Era notorio el odio racial en ese caso, pero fíjate que quien más me impulsó fue una mujer, víctima secundaria: la madre de Michael Arce.
Ella fue quien más me impulsó porque lo que le hizo las Fuerzas Armadas a su hijo —discriminarlo por afroecuatoriano— también se lo hacían a su etnia.
Vino luego el doctor Juan Pablo Albán, de la clínica jurídica de la Universidad San Francisco, que dijo: yo voy a defender a Michael.
Él tenía muchos conocimientos en derechos humanos y tratados universales. Unirnos los tres fue maravilloso.
Perdimos en primera instancia, también en segunda, pero en la Corte Nacional veían que el caso se iba a la Corte Interamericana y falló a favor.

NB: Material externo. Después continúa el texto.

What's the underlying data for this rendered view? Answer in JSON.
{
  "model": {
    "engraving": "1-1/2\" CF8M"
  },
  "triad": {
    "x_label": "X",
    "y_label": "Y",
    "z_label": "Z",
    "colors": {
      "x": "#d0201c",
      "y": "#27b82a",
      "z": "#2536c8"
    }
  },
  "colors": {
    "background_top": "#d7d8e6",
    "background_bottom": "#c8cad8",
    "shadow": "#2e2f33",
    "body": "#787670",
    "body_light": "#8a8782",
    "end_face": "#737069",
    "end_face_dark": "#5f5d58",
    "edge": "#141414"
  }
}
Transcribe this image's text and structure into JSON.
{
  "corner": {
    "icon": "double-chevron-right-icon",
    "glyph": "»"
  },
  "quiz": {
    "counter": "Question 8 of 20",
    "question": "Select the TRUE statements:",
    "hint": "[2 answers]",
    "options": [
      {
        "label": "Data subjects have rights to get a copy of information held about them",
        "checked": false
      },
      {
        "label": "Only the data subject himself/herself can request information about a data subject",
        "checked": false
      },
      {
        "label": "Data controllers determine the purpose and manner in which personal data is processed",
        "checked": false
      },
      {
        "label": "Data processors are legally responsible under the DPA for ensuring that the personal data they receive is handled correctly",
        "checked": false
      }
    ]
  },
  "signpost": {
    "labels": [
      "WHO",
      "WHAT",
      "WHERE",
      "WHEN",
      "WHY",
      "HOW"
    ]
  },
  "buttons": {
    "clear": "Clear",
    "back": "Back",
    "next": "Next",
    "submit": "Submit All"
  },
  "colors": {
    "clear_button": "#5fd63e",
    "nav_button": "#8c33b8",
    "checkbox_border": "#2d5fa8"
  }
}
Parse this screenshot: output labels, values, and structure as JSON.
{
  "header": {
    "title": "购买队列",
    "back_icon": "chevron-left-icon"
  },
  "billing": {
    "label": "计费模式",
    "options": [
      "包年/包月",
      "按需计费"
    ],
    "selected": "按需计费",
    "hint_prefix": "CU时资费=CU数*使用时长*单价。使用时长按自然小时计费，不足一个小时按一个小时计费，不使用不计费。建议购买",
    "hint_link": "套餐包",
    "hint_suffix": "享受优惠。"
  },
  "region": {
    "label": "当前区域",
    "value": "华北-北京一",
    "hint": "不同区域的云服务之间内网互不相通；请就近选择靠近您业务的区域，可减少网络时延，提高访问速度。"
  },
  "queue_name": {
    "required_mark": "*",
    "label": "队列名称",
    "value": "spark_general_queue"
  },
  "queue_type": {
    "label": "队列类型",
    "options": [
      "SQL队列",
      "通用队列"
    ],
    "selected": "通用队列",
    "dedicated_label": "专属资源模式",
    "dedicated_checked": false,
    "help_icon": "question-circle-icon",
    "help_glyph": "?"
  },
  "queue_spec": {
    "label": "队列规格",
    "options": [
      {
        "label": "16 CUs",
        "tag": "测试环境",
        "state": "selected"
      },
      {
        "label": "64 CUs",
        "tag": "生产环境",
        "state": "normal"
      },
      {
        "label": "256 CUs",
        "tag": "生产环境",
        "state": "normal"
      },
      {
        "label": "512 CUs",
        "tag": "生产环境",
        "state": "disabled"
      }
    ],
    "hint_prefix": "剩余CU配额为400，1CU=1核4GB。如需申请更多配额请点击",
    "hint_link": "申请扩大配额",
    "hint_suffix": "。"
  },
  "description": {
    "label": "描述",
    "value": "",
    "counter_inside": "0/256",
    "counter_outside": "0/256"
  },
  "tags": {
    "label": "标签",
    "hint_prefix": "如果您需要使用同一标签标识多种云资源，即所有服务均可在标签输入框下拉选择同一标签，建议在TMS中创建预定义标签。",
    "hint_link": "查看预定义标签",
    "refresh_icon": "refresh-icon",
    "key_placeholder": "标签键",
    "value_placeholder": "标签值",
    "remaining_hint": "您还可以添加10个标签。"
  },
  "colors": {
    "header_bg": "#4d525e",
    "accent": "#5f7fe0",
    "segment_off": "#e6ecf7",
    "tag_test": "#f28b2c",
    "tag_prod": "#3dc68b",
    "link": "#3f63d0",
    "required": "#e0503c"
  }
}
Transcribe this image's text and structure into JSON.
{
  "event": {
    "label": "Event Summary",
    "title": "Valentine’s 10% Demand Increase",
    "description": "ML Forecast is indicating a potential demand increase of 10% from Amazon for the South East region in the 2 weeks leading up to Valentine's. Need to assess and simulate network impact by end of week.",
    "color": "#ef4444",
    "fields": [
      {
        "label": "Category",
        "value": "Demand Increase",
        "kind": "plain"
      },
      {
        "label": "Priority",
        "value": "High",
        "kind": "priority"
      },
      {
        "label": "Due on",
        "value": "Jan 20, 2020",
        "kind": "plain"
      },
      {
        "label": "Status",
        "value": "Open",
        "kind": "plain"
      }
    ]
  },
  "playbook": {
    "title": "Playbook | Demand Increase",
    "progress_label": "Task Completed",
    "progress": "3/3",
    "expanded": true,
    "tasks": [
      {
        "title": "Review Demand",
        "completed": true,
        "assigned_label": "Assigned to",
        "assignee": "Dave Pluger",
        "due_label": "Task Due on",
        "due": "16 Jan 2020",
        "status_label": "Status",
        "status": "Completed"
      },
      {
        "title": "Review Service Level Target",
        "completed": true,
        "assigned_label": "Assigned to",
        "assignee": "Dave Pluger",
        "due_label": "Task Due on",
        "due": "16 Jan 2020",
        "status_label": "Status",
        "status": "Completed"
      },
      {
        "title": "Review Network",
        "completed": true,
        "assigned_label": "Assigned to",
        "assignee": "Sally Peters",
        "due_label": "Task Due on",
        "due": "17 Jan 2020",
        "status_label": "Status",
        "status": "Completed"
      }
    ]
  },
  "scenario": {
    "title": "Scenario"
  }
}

No se ofrecieron, sin embargo, disculpas públicas. A las Fuerzas Armadas no les agradó que rompiéramos el statu quo, pero además se evidenció que el racismo allí es terrible.
Aceptan afros en la tropa, en servicio, pero no en la formación de oficiales.
Ellos son una casta. En esa época, cuando tuve ese caso, yo era fiscal y tenía cierta protección, pero hoy defender a Michael Arce sería firmar mi pena de muerte.